# 📘 SciDA: A Multidisciplinary Benchmark for Numerical Reasoning

---

## 🔍 Abstract

Advancement in Large Language Models (LLMs) reasoning capabilities enables them to solve scientific problems with enhanced efficacy. Thereby, a high-quality benchmark for comprehensive and appropriate assessment holds significance, while existing ones either confront the risk of data contamination or lack involved disciplines.  

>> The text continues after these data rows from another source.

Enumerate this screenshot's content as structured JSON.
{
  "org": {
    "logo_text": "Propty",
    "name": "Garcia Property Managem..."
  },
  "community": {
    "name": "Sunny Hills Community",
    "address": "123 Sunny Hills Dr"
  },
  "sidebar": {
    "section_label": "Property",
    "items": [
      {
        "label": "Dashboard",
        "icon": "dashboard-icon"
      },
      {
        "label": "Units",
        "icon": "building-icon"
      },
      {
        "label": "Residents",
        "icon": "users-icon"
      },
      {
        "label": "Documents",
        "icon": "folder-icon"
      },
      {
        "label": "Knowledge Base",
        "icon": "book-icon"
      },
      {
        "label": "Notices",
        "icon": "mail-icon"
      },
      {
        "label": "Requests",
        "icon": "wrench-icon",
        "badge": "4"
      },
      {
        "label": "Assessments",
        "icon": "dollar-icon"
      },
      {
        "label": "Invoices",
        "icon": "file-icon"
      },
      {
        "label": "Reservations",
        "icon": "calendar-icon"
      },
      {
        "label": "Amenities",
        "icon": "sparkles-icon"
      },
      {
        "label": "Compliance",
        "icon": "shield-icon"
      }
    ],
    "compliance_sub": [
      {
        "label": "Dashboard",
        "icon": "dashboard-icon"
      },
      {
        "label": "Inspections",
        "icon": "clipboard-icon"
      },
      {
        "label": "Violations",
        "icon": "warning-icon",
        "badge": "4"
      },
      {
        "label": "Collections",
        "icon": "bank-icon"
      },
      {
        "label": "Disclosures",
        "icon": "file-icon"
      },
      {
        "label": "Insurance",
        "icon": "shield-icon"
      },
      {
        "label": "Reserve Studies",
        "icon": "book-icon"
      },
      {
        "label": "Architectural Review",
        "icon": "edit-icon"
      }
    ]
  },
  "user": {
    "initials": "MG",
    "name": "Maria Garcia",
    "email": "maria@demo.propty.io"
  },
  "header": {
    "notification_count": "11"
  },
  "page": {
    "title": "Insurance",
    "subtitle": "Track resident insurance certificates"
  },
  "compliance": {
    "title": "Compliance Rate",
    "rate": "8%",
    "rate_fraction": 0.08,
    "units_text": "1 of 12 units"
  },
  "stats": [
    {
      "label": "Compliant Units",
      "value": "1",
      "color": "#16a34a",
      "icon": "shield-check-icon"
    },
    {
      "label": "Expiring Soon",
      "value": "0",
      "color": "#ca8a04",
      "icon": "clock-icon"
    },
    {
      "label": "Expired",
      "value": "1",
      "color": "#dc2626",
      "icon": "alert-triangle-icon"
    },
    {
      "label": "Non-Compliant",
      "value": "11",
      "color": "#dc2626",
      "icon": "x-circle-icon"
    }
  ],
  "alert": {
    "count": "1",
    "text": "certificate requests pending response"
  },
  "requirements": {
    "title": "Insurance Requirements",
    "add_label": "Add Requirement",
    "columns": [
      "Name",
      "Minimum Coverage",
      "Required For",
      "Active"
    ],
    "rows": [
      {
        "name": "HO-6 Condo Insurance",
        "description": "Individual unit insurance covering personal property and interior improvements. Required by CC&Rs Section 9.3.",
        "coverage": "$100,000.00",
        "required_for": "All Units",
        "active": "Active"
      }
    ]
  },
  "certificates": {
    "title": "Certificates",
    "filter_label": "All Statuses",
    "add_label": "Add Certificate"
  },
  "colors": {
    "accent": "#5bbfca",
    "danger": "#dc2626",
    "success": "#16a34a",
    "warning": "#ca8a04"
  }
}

To be specific, due to the data source overlap of LLMs training and static benchmark, the keys or number pattern of answers inadvertently memorized (i.e. data contamination), leading to systematic overestimation of their reasoning capabilities, especially numerical reasoning.  

We propose **SciDA**, a multidisciplinary benchmark that consists exclusively of over **1k Olympic-level numerical computation problems**, allowing **randomized numerical initializations** for each inference round to avoid reliance on fixed numerical patterns.  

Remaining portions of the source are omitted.